AI/TLDR

Detoxify

Score text for toxicity, insults, threats, and hate speech with pretrained transformer models

Overview

Detoxify is an open-source Python library from Unitary that classifies text for toxicity. It wraps pretrained transformer models (built on Hugging Face Transformers and PyTorch Lightning) that return scores for categories such as toxicity, insults, threats, obscenity, and identity attacks.

It ships three main model variants trained on the Jigsaw competition datasets: `original` (Toxic Comment Classification), `unbiased` (trained to minimise unintended bias against identity mentions), and `multilingual` (covering English, French, Spanish, Italian, Portuguese, Turkish, and Russian). Smaller Albert-based variants (`original-small`, `unbiased-small`) are also available.

It fits the guardrails and content-moderation space: teams use it to flag harmful user content or to screen the inputs and outputs of LLM-powered apps. The authors note the models are intended for research and to assist human moderators, not as a sole automated judge.

What it does

  • Pretrained models that score text across multiple categories including toxicity, insults, threats, obscenity, and identity attacks
  • Three model families: `original`, `unbiased` (reduced identity bias), and `multilingual` (7 languages)
  • Lightweight `original-small` and `unbiased-small` Albert-based variants for smaller footprints
  • Simple `predict()` API that accepts a single string or a list of strings
  • Runs on CPU by default, with an optional `device` argument to target a GPU via any torch.device input
  • Built on Hugging Face Transformers and PyTorch Lightning

Getting started

Install the package from PyPI, then load a model and call predict() on your text.

Install Detoxify

Install the library with pip.

bashbash
pip install detoxify

Score some text

Load a model by name and pass a string or a list of strings to predict(). Each model returns a dictionary of category scores.

pythonpython
from detoxify import Detoxify

# each model takes in either a string or a list of strings
results = Detoxify('original').predict('example text')

results = Detoxify('unbiased').predict(['example text 1', 'example text 2'])

Choose a device (optional)

Models default to CPU. Pass a device argument to allocate the model elsewhere; it accepts any torch.device input.

pythonpython
model = Detoxify('original', device='cuda')

Display results as a table (optional)

Install pandas to print the per-category scores in a readable frame.

pythonpython
import pandas as pd
print(pd.DataFrame(results, index=input_text).round(5))

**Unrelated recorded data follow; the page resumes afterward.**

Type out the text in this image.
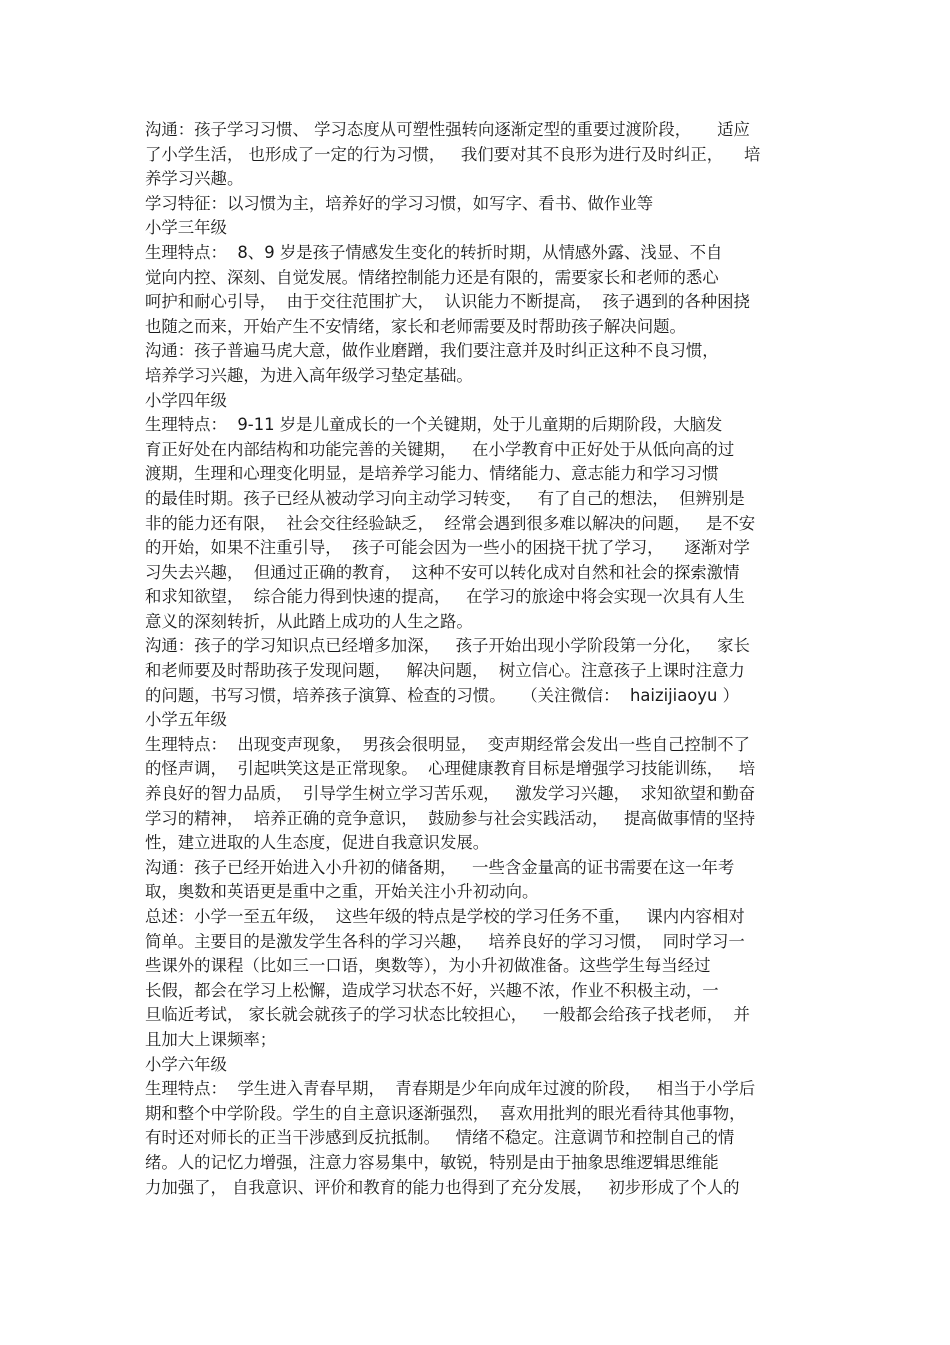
沟通：孩子学习习惯、 学习态度从可塑性强转向逐渐定型的重要过渡阶段，     适应
了小学生活， 也形成了一定的行为习惯，   我们要对其不良形为进行及时纠正，    培
养学习兴趣。
学习特征：以习惯为主，培养好的学习习惯，如写字、看书、做作业等
小学三年级
生理特点：  8、9 岁是孩子情感发生变化的转折时期，从情感外露、浅显、不自
觉向内控、深刻、自觉发展。情绪控制能力还是有限的，需要家长和老师的悉心
呵护和耐心引导，  由于交往范围扩大，  认识能力不断提高，  孩子遇到的各种困挠
也随之而来，开始产生不安情绪，家长和老师需要及时帮助孩子解决问题。
沟通：孩子普遍马虎大意，做作业磨蹭，我们要注意并及时纠正这种不良习惯，
培养学习兴趣，为进入高年级学习垫定基础。
小学四年级
生理特点：  9-11 岁是儿童成长的一个关键期，处于儿童期的后期阶段，大脑发
育正好处在内部结构和功能完善的关键期，   在小学教育中正好处于从低向高的过
渡期，生理和心理变化明显，是培养学习能力、情绪能力、意志能力和学习习惯
的最佳时期。孩子已经从被动学习向主动学习转变，   有了自己的想法，  但辨别是
非的能力还有限，  社会交往经验缺乏，  经常会遇到很多难以解决的问题，   是不安
的开始，如果不注重引导，  孩子可能会因为一些小的困挠干扰了学习，    逐渐对学
习失去兴趣，  但通过正确的教育，  这种不安可以转化成对自然和社会的探索激情
和求知欲望，  综合能力得到快速的提高，   在学习的旅途中将会实现一次具有人生
意义的深刻转折，从此踏上成功的人生之路。
沟通：孩子的学习知识点已经增多加深，   孩子开始出现小学阶段第一分化，   家长
和老师要及时帮助孩子发现问题，   解决问题，  树立信心。注意孩子上课时注意力
的问题，书写习惯，培养孩子演算、检查的习惯。   （关注微信：  haizijiaoyu ）
小学五年级
生理特点：  出现变声现象，  男孩会很明显，  变声期经常会发出一些自己控制不了
的怪声调，  引起哄笑这是正常现象。  心理健康教育目标是增强学习技能训练，   培
养良好的智力品质，  引导学生树立学习苦乐观，   激发学习兴趣，  求知欲望和勤奋
学习的精神，  培养正确的竞争意识，  鼓励参与社会实践活动，   提高做事情的坚持
性，建立进取的人生态度，促进自我意识发展。
沟通：孩子已经开始进入小升初的储备期，   一些含金量高的证书需要在这一年考
取，奥数和英语更是重中之重，开始关注小升初动向。
总述：小学一至五年级，  这些年级的特点是学校的学习任务不重，   课内内容相对
简单。主要目的是激发学生各科的学习兴趣，   培养良好的学习习惯，  同时学习一
些课外的课程（比如三一口语，奥数等），为小升初做准备。这些学生每当经过
长假，都会在学习上松懈，造成学习状态不好，兴趣不浓，作业不积极主动，一
旦临近考试， 家长就会就孩子的学习状态比较担心，   一般都会给孩子找老师，  并
且加大上课频率；
小学六年级
生理特点：  学生进入青春早期，  青春期是少年向成年过渡的阶段，   相当于小学后
期和整个中学阶段。学生的自主意识逐渐强烈，  喜欢用批判的眼光看待其他事物，
有时还对师长的正当干涉感到反抗抵制。   情绪不稳定。注意调节和控制自己的情
绪。人的记忆力增强，注意力容易集中，敏锐，特别是由于抽象思维逻辑思维能
力加强了， 自我意识、评价和教育的能力也得到了充分发展，   初步形成了个人的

Commands and code are distilled from the project's own documentation — always check the official repo for the latest.

When to use it

  • Flagging toxic, abusive, or hateful user comments so human moderators can review them faster
  • Screening inputs and outputs of LLM-powered applications for harmful content
  • Scoring multilingual user content across the 7 languages the multilingual model supports
  • Research on toxicity detection and bias, or fine-tuning on a domain-specific dataset

How Detoxify compares

Detoxify alongside other open-source guardrails & security tools AI/TLDR tracks, ranked by GitHub stars.

ToolStarsWhat it does
Microsoft Presidio★ 9.3kA framework for detecting, redacting, masking, and anonymizing personal data (PII) in text, images, and structured data using NER models, regex, and rule-based recognizers.
Guardrails AI★ 7kA Python framework that wraps LLM calls with composable input/output validators (from the Guardrails Hub) to check structure, type, and safety risks before responses reach users.
NeMo Guardrails★ 6.5kNVIDIA's toolkit for adding programmable rails to LLM chat apps, using the Colang language to control dialog flow and block jailbreaks, prompt injection, and off-topic answers.
GLiNER★ 3.3kA small zero-shot named-entity recognition model that can extract arbitrary entity types from text and is widely used as a PII detection backend, including inside Presidio.
LLM Guard★ 3.1kA security toolkit from Protect AI with 35+ input and output scanners that sanitize prompts and responses for prompt injection, toxicity, PII leakage, and harmful content.
Rebuff★ 1.5kA prompt injection detector that combines heuristics, an LLM-based classifier, a vector store of past attacks, and canary tokens to catch attempts to subvert an LLM application.
Detoxify★ 1.3kScore text for toxicity, insults, threats, and hate speech with pretrained transformer models
Vigil★ 482A Python library and REST API that scans LLM prompts and responses with YARA rules, transformer classifiers, and vector similarity to flag prompt injections and jailbreaks.